Abstract 301: Targeting Mixed Lineage Kinases in pathological cardiac fibroblast activation and intercellular communication

Abstract

Cardiovascular disease (CVD) and the final clinical iteration, heart failure (HF), affect more than 82 million Americans yearly, affects >5.7 million). Although the cardiac myocyte has long been the focus of cardiac cellular research, our lab and others have demonstrated that pathological activation of cardiac fibroblasts (CF) after onset of disease or cardiac injury is also a key player in HF pathogenesis. Pathologic activation of CFs causes a release of various paracrine and autocrine factors that target cardiomyocytes (CM), local inflammatory cells and the CFs themselves. Elucidating the mechanisms involved in pathological ‘support cell (CF)’- ‘functional cell (CM)’ communication may hold therapeutic promise. Mixed lineage kinase 3 (MLK3) is a stress activated mitogen-activated protein kinase kinase kinase (MAPKKK) involved in pro-apoptotic pathways. Inhibition of MLK3 in HAND results in the attenuation of microglial cell activation, preservation of neuronal function and synaptic structures. The parity between microglia-neuron communication and CF-CM communication and the effects of pathological activation on the respective support cells for each tissue type suggested a role for MLK3 in aberrant CF-CM cross-talk associated with the development and progression of HF. Preliminary data in mice subjected to a pharmacological model of HF (chronic isoproterenol) that were treated with a small molecule inhibitor (URMC-099) of MLK3 demonstrated a reduction in the development of myocardial fibrosis compared to vehicle treated animals. Additionally, small molecule MLK3 inhibition attenuated the development of myocardial hypertrophy as measured by heart weight: body weight and heart weight: tibia length ratios.
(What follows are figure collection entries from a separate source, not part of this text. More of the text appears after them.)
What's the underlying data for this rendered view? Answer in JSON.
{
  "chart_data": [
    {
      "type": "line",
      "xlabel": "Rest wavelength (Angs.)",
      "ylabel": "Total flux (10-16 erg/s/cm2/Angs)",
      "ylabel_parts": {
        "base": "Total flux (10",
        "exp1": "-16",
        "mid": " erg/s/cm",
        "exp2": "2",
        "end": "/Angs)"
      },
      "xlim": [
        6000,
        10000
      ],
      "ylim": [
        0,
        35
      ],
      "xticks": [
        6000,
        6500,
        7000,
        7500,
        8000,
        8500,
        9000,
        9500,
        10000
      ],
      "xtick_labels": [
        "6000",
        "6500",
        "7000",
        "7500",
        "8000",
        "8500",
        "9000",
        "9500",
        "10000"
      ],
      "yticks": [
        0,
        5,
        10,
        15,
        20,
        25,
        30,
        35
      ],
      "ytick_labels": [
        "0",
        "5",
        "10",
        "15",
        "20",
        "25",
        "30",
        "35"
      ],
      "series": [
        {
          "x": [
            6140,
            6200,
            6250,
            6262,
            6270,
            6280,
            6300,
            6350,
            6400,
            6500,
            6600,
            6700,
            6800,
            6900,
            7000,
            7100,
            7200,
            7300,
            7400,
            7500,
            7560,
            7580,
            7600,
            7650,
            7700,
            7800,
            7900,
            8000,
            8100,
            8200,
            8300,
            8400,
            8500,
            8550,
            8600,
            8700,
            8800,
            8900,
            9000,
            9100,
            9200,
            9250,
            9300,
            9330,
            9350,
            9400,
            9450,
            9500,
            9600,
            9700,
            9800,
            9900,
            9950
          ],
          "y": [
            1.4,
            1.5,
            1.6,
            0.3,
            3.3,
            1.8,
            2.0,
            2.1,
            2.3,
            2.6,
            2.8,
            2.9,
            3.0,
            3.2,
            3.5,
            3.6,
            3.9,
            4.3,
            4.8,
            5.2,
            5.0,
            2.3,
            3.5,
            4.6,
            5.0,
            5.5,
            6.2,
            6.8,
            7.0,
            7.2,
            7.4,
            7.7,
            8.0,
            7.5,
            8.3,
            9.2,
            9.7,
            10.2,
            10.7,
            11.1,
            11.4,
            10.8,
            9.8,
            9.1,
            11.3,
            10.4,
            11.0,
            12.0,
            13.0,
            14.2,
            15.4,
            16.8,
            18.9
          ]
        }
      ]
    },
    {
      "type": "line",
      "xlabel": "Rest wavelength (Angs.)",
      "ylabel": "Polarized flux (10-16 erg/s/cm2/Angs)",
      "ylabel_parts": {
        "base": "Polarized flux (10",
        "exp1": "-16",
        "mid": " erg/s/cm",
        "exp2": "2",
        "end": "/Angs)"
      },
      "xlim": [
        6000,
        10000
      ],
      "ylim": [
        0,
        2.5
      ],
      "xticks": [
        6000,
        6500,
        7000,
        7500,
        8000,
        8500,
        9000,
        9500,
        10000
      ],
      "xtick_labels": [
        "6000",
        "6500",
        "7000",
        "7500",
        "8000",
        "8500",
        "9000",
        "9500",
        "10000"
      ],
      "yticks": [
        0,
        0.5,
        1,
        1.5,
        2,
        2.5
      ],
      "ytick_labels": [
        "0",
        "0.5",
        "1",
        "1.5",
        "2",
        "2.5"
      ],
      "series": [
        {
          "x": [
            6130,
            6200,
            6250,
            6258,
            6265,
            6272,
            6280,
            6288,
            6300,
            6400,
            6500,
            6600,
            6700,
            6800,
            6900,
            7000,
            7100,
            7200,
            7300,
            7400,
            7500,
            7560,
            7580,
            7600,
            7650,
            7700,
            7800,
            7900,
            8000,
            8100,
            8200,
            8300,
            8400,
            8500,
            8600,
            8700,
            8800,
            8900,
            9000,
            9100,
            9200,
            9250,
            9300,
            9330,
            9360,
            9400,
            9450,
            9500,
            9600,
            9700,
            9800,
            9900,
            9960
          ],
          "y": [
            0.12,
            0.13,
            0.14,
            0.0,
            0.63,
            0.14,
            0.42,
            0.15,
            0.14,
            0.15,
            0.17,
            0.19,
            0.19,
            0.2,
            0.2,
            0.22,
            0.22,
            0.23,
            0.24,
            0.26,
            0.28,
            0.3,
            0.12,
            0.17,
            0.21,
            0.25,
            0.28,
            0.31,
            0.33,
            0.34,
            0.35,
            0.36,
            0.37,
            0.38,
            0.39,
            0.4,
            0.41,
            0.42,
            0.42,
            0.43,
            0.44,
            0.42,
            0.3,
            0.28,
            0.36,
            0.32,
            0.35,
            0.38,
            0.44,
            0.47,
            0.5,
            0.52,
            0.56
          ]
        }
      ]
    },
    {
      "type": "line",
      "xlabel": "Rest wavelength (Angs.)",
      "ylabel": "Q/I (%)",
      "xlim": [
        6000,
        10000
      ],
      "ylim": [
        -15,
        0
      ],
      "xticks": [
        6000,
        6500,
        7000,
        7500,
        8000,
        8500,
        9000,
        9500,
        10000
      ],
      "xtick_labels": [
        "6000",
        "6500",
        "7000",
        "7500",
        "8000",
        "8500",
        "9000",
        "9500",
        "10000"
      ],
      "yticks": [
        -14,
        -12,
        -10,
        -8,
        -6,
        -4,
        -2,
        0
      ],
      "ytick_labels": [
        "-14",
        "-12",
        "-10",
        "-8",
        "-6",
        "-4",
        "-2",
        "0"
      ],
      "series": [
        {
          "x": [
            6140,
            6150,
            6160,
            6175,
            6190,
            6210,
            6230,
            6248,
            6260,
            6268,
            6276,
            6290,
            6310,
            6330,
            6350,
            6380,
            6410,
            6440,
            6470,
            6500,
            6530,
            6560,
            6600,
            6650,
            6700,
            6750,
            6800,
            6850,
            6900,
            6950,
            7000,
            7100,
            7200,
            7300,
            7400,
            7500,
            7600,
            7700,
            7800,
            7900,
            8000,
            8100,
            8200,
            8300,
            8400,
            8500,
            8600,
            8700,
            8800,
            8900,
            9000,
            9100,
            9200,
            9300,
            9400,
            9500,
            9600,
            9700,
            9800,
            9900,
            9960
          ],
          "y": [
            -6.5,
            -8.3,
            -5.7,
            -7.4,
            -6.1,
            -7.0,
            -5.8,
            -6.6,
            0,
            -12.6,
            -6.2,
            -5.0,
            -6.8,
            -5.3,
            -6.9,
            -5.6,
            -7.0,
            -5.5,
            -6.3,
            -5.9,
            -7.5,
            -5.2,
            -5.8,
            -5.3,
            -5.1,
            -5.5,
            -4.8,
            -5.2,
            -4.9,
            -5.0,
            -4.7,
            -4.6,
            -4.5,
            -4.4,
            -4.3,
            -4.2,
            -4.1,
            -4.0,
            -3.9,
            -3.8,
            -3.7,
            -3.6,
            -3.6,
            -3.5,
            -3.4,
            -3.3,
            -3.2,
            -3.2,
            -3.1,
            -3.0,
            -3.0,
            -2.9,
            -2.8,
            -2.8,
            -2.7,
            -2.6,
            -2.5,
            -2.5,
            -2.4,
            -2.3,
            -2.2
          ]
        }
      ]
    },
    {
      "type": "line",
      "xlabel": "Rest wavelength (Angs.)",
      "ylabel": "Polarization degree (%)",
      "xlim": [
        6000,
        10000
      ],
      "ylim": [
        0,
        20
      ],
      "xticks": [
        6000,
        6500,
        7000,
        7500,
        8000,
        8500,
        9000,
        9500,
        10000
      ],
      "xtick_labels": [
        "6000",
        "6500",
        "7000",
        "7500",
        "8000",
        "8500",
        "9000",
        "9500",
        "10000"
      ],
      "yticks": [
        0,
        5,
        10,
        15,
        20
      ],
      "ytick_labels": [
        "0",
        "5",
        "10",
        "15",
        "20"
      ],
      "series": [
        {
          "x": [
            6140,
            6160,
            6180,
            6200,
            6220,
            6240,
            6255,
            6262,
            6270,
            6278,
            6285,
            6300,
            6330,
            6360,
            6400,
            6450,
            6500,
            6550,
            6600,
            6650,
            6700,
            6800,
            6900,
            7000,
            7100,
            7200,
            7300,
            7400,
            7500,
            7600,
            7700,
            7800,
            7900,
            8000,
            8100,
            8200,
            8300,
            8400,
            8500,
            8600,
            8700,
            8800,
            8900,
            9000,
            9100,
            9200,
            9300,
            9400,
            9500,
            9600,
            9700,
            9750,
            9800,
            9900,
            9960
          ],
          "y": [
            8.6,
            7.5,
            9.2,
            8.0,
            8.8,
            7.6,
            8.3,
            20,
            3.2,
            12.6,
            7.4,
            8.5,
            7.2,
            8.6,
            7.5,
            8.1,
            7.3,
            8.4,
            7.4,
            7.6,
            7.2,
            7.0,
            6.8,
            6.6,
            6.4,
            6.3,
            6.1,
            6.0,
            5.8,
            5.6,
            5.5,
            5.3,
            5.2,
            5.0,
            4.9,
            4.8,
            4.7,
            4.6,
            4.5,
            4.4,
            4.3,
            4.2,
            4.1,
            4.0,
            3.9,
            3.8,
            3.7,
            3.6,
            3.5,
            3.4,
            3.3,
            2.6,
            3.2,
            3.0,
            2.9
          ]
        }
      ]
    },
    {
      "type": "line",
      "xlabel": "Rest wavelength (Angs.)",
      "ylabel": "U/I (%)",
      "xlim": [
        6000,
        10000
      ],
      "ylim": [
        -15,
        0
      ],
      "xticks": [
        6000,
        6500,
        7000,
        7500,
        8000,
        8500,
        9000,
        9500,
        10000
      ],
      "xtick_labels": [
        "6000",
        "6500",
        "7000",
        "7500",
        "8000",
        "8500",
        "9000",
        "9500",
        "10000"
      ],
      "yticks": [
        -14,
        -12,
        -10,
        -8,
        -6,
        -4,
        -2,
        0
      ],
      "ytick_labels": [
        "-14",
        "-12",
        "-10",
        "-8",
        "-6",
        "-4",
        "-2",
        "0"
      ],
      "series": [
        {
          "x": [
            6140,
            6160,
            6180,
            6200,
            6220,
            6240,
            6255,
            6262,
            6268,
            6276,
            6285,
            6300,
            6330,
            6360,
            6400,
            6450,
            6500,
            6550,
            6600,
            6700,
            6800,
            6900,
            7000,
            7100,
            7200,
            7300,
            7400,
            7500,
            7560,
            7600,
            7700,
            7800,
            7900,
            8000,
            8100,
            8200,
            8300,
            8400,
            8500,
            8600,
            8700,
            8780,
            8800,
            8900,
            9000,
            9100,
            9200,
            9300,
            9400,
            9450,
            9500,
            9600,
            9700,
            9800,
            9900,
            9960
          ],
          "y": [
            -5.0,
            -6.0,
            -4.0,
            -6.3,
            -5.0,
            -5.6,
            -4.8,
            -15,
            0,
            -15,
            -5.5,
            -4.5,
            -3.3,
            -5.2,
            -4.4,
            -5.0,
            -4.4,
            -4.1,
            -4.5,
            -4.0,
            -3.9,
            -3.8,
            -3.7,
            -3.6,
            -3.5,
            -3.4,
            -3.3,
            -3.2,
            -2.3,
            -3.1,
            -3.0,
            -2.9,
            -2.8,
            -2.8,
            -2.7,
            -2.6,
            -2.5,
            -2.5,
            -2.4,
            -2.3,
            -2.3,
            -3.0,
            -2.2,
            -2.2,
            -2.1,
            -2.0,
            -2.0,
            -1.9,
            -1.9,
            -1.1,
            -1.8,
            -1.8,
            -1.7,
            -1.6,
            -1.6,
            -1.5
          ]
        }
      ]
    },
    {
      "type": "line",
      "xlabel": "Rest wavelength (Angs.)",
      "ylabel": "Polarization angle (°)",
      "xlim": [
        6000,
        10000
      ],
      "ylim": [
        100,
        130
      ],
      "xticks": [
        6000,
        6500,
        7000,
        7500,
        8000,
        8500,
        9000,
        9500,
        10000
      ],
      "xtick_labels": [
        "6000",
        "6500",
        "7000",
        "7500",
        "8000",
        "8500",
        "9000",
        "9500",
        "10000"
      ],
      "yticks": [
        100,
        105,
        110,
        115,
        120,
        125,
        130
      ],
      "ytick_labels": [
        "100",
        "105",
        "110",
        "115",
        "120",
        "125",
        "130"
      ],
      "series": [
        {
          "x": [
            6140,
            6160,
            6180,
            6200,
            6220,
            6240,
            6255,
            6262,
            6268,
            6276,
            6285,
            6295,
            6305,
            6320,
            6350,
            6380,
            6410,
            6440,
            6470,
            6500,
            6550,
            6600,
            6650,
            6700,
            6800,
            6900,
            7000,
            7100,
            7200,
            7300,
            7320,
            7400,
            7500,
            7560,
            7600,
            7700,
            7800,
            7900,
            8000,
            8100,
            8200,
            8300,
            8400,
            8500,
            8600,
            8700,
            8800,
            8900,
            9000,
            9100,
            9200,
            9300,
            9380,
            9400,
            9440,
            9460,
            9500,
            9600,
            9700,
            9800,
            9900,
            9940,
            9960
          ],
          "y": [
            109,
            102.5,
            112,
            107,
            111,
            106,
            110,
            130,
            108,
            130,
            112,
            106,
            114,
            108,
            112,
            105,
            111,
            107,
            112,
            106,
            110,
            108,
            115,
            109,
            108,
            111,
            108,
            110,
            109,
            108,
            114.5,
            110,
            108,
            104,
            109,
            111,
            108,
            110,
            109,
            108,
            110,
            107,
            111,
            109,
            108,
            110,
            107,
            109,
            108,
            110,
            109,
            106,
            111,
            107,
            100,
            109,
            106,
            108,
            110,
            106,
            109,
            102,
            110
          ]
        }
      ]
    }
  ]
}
Studies in cultured neonatal rat ventricular fibroblasts (NRVF) demonstrated that small molecule MLK3 inhibition attenuated CF activation and transition to a myofibroblast phenotype, including reductions of pathologic CF markers such as α-SMA, IL-6, IL-1β, and others. Our data demonstrate that MLK3 plays an important role in pathologic CF-CM communication and myocardial hypertrophy, and suggest that small molecule inhibition of MLK3 holds therapeutic promise for HF.